Time to Order the NBA Back to Work!

by David Doorey October 6, 2011
written by David Doorey October 6, 2011

The National Basketball Association and the NBA Players Union broke off collective bargaining yesterday, again, and now the season is jeopardy. Here is the New York Times story.  The Players have been locked out since the summer, and the exhibition season has already been cancelled.    Enough already.  It’s time to for the American government to pass back-to-work legislation!! Dammit. [I’d add that Ontario should also pass back-to-work legislation ordering an end to the Toronto Raptors lockout of its players, but since the lockout of the Raptors’ players is already unlawful, there is no need].
What, you think back-to-work legislation for basketball teams is a dumb idea?
Well, when is it appropriate to end a labour dispute by legislation? Is there something important that distinguishes basketball from an airline’s desk clerks?

 

It used to be that back-to-work legislation was reserved for situations in which “essential public services” were threatened, such as when human safety was threatened if the work stoppage continued.  But in Canada, our governments have long since moved pass this quant idea.  Canadians LOVE back-to-work legislation.  No other country in the world has been found in violation of the International Labour Organization’s prohibition on back-to-work legislation in non-essential services more than Canada. We order back transit workers, teachers, garbage collectors, teaching assistants, flight attendants, desk clerks, letter carriers. The current Federal government will no doubt order baggage handlers back to work if Air Canada’s strike later this fall. Back to work legislation is apparently now appropriate for large private for-profit-publicly-traded corporations.
Well, if Air Canada desk clerks and baggage collectors are now ‘essential’ workers, then surely basketball players are too.
The explanation the Conservatives gave for the need to order back Air Canada ticket collectors and flight attendants was that a work stoppage would cause economic harm.  Same explanation given for ordering back letter carriers.  Nevermind that there was little if any evidence that either work stoppage was actually harming the Canadian economy.  The fact that people can fly other airlines, and that snail mail is soooo last century doesn’t matter.  The threshold to justify legislating an end to labour stoppages is now so low, there doesn’t even need to be actual harm to the economy or the public.
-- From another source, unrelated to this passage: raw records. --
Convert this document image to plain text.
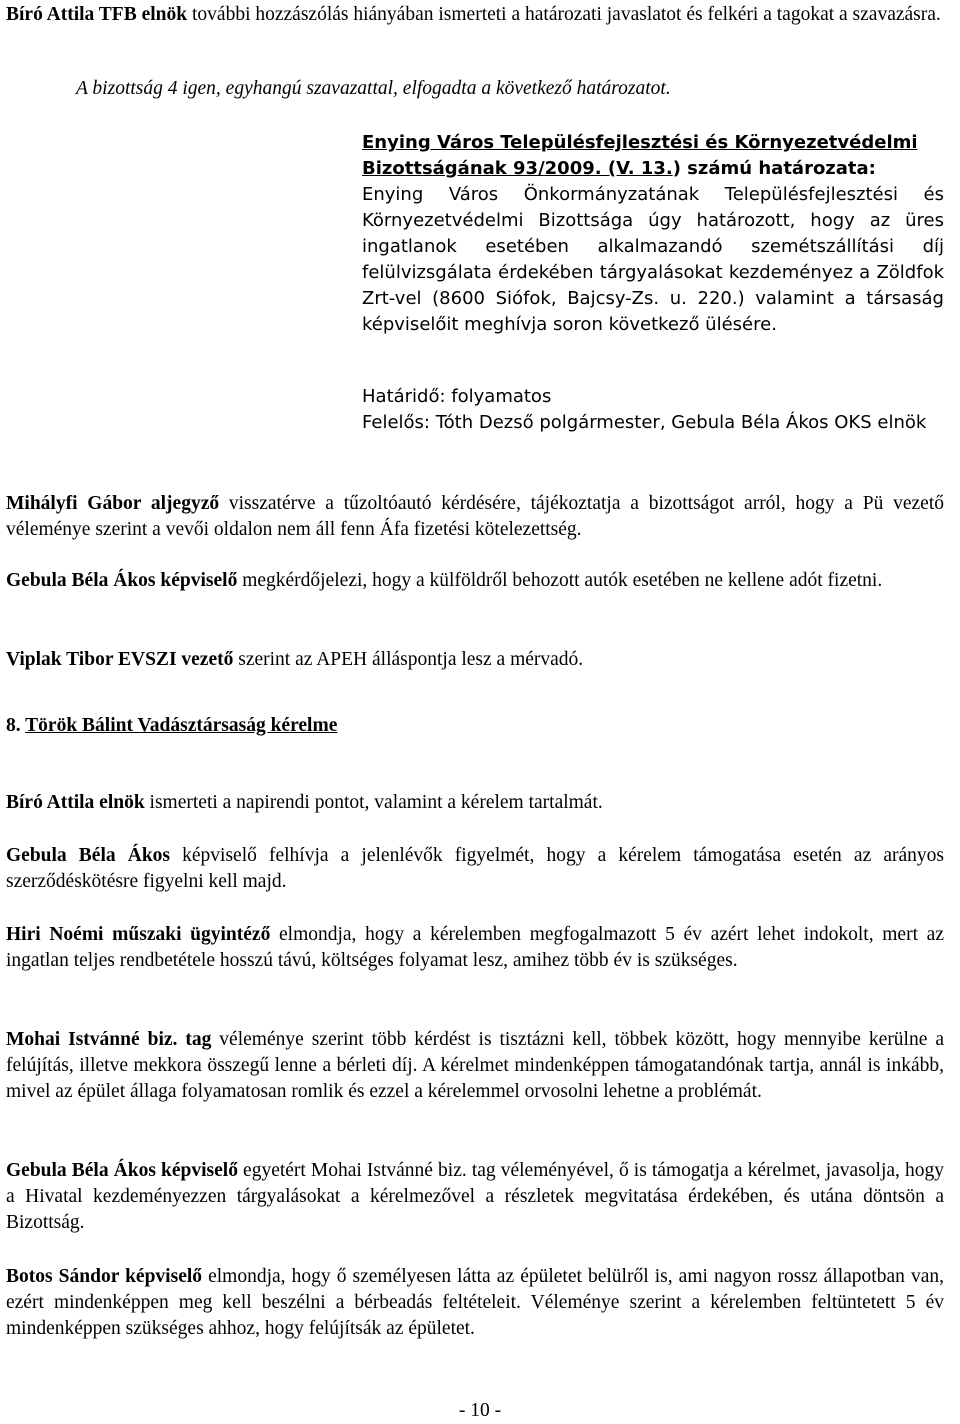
Bíró Attila TFB elnök további hozzászólás hiányában ismerteti a határozati javaslatot és felkéri a tagokat a szavazásra.

A bizottság 4 igen, egyhangú szavazattal, elfogadta a következő határozatot.

Enying Város Településfejlesztési és Környezetvédelmi
Bizottságának 93/2009. (V. 13.) számú határozata:

Enying Város Önkormányzatának Településfejlesztési és Környezetvédelmi Bizottsága úgy határozott, hogy az üres ingatlanok esetében alkalmazandó szemétszállítási díj felülvizsgálata érdekében tárgyalásokat kezdeményez a Zöldfok Zrt-vel (8600 Siófok, Bajcsy-Zs. u. 220.) valamint a társaság képviselőit meghívja soron következő ülésére.

Határidő: folyamatos

Felelős: Tóth Dezső polgármester, Gebula Béla Ákos OKS elnök

Mihályfi Gábor aljegyző visszatérve a tűzoltóautó kérdésére, tájékoztatja a bizottságot arról, hogy a Pü vezető véleménye szerint a vevői oldalon nem áll fenn Áfa fizetési kötelezettség.

Gebula Béla Ákos képviselő megkérdőjelezi, hogy a külföldről behozott autók esetében ne kellene adót fizetni.

Viplak Tibor EVSZI vezető szerint az APEH álláspontja lesz a mérvadó.

8. Török Bálint Vadásztársaság kérelme

Bíró Attila elnök ismerteti a napirendi pontot, valamint a kérelem tartalmát.

Gebula Béla Ákos képviselő felhívja a jelenlévők figyelmét, hogy a kérelem támogatása esetén az arányos szerződéskötésre figyelni kell majd.

Hiri Noémi műszaki ügyintéző elmondja, hogy a kérelemben megfogalmazott 5 év azért lehet indokolt, mert az ingatlan teljes rendbetétele hosszú távú, költséges folyamat lesz, amihez több év is szükséges.

Mohai Istvánné biz. tag véleménye szerint több kérdést is tisztázni kell, többek között, hogy mennyibe kerülne a felújítás, illetve mekkora összegű lenne a bérleti díj. A kérelmet mindenképpen támogatandónak tartja, annál is inkább, mivel az épület állaga folyamatosan romlik és ezzel a kérelemmel orvosolni lehetne a problémát.

Gebula Béla Ákos képviselő egyetért Mohai Istvánné biz. tag véleményével, ő is támogatja a kérelmet, javasolja, hogy a Hivatal kezdeményezzen tárgyalásokat a kérelmezővel a részletek megvitatása érdekében, és utána döntsön a Bizottság.

Botos Sándor képviselő elmondja, hogy ő személyesen látta az épületet belülről is, ami nagyon rossz állapotban van, ezért mindenképpen meg kell beszélni a bérbeadás feltételeit. Véleménye szerint a kérelemben feltüntetett 5 év mindenképpen szükséges ahhoz, hogy felújítsák az épületet.

- 10 -
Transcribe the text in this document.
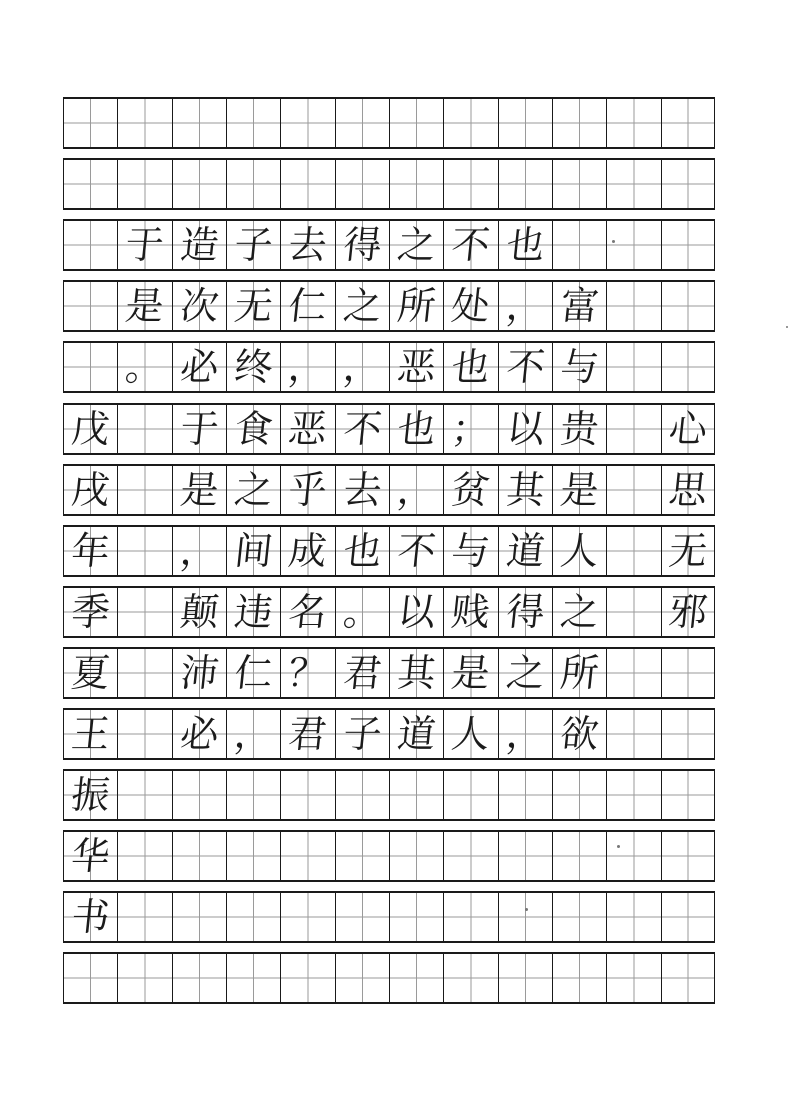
于 造 子 去 得 之 不 也
是 次 无 仁 之 所 处 ， 富
。 必 终 ， ， 恶 也 不 与
戊 于 食 恶 不 也 ； 以 贵 心
戌 是 之 乎 去 ， 贫 其 是 思
年 ， 间 成 也 不 与 道 人 无
季 颠 违 名 。 以 贱 得 之 邪
夏 沛 仁 ？ 君 其 是 之 所
王 必 ， 君 子 道 人 ， 欲
振
华
书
On the other hand, we can clearly see the economic harm caused by each lost Raptor game, dammit.  In every city where there is a pro basketball team, dozens of workers are out of work:  all the people who work at the basketball games selling beer, hot dogs, and t-shirts, the ticket collectors, the scalpers.  Then there is all the lost revenues associated with each game from transit, restaurants, bars, taxis, hotels, strip joints.  It goes on and on.  And the lost income for all those businesses and workers has multiplier effects across the economy, leading to fewer jobs, lower profits.  Moreover, unlike Air Canada and Canada Post, who have many natural competitors that are more than happy to take over the business during a work stoppage, the NBA has no competitors.  There is no other NBA.  And the children!  Oh, the poor children, whose lives revolve around watching their favourite NBA stars day in and day out.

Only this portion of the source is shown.